O iluminado, filme de Stanley Kubrick adaptado de um romance de Stephen King, por exemplo. O diretor partiu de um ícone do horror, que já havia vendido milhares de cópias e que já tinha um público fiel satisfeito com a atmosfera de terror criada pelo livro. Kubrick, no entanto, resolveu fazer algo que não fosse uma mera reprodução filmada do romance.

O longa agradou aos cinéfilos e desagradou aos fãs de King. Os que eram a favor de Kubrick ressaltaram a técnica do cineasta para contar a história. Aqueles que preferiam a obra original disseram que o filme cortou partes essenciais da trama – com a questão do Iluminado, tratada de raspão– e que o longe trouxe um viés muito sugestivo. Kubrick retirou todos os monstros do longa – deixando apenas alguns no final – e preferiu se concentrar na degradação psicológica dos personagens causada pelo ambiente e não totalmente pela sobrenaturalidade.

Outra questão que envolve as adaptações da literatura para o cinema é o estilo. Da mesma forma que os escritores possuem um modo próprio de escrever, também assim acontece no mundo do cinema. Ainda que pautados nas obras literárias, os diretores imprimem na película suas crenças, seus objetivos e seu estilo. Sendo assim, é possível ao cineasta interpretar, se apropriar e criar outros sentidos para aquele texto.
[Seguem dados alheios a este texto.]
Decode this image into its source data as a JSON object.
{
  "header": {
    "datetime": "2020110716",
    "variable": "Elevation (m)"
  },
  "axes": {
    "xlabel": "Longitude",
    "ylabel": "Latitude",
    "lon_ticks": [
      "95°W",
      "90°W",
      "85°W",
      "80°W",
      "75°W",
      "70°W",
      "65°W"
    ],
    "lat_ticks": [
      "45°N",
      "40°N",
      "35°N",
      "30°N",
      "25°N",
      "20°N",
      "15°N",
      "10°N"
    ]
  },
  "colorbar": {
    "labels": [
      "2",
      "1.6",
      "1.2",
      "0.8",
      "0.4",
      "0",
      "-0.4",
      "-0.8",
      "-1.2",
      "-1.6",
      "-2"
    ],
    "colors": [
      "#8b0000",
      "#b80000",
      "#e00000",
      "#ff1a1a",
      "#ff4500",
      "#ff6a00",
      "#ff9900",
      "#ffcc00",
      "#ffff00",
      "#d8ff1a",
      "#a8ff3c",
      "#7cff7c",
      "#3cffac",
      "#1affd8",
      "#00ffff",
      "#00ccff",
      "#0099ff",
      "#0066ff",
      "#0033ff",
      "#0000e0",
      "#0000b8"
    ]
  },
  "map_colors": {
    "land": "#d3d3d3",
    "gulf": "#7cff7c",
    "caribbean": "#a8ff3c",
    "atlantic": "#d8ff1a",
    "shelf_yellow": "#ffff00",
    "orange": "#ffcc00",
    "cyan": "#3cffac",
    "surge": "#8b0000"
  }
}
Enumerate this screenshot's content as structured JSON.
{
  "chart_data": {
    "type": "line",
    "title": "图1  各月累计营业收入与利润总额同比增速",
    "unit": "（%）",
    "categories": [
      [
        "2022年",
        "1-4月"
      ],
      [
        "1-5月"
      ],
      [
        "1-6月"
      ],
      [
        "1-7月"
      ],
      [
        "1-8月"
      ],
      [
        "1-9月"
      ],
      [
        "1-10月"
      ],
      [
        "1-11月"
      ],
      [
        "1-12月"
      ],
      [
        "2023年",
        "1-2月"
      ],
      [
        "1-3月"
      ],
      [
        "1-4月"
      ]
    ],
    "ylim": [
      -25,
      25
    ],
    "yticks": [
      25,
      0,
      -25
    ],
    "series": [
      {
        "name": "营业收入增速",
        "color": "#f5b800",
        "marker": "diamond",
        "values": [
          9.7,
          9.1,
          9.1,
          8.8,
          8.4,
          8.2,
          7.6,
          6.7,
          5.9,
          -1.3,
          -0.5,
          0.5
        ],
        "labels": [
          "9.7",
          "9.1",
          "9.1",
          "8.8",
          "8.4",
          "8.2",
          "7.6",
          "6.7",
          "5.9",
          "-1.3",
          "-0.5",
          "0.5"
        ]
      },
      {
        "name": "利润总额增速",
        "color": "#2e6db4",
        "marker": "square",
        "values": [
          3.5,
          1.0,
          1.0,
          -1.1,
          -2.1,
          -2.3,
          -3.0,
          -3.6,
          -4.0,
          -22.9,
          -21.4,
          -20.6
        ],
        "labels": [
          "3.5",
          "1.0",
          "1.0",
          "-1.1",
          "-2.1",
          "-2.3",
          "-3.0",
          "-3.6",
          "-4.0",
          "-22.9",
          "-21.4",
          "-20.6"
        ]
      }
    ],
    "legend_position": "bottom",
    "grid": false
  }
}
Ele pode ser completamente fiel àquilo que está no livro ou pode utilizá-lo como inspiração e criar, a partir desse pano de fundo dado pelo texto literário, algo completamente novo. A adaptação será feita tendo em vista aquilo que o cineasta deseja expressar. Além disso, deve-se entender que escritor e cineasta têm sensibilidades e propósitos completamente diferentes.



A fogueira das Vaidades, de Brian De Palma, é um bom exemplo, sendo considerado por alguns críticos como uma anti-adaptação. O filme se baseia no livro de Tom Wolf, que buscava criticar os costumes estabelecidos nos anos 1980, década do advento dos Yuppies - executivos de grandes corporações ou do mercado de ações que enriqueceram rapidamente – de Wall Street. A polêmica já começou com a escolha do elenco, principalmente pela opção de Tom Hanks para interpretar Sherman McCoy. O próprio autor do livro, Tom Wolf, criticou a adaptação, alegando muitas mudanças de personagens (como, por exemplo, a transformação do juiz White, que no livro era judeu e no filme passou a ser negro). Além disso, alguns críticos alegam que De Palma transformou o livro numa comédia, “eliminou toda a crise existencial do anti-herói e transformou o cínico jornalista inglês que era a ‘consciência’ do livro, no próprio autor dele” (Contracampo).

Ao se olhar para as adaptações, deve se ter em mente que é o escritor quem possui um compromisso com o leitor e não o cineasta. No entanto, existem aqueles que fazem suas adaptações totalmente voltadas aos leitores. Senhor dos Anéis, por exemplo. O diretor Peter Jackson comunicou-se com os fã-clubes de Tolkien para que o longa não desagradasse a ninguém. O resultado foi um filme que satisfez bastante os apreciadores de Senhor dos Anéis – um público que, diga-se de passagem, já estava pré-disposto a gostar do filme –, mas que, no entanto, pode não ter sido tão agradável àqueles que não eram fãs do livro ou que gostariam de ver um lado mais original de Jackson.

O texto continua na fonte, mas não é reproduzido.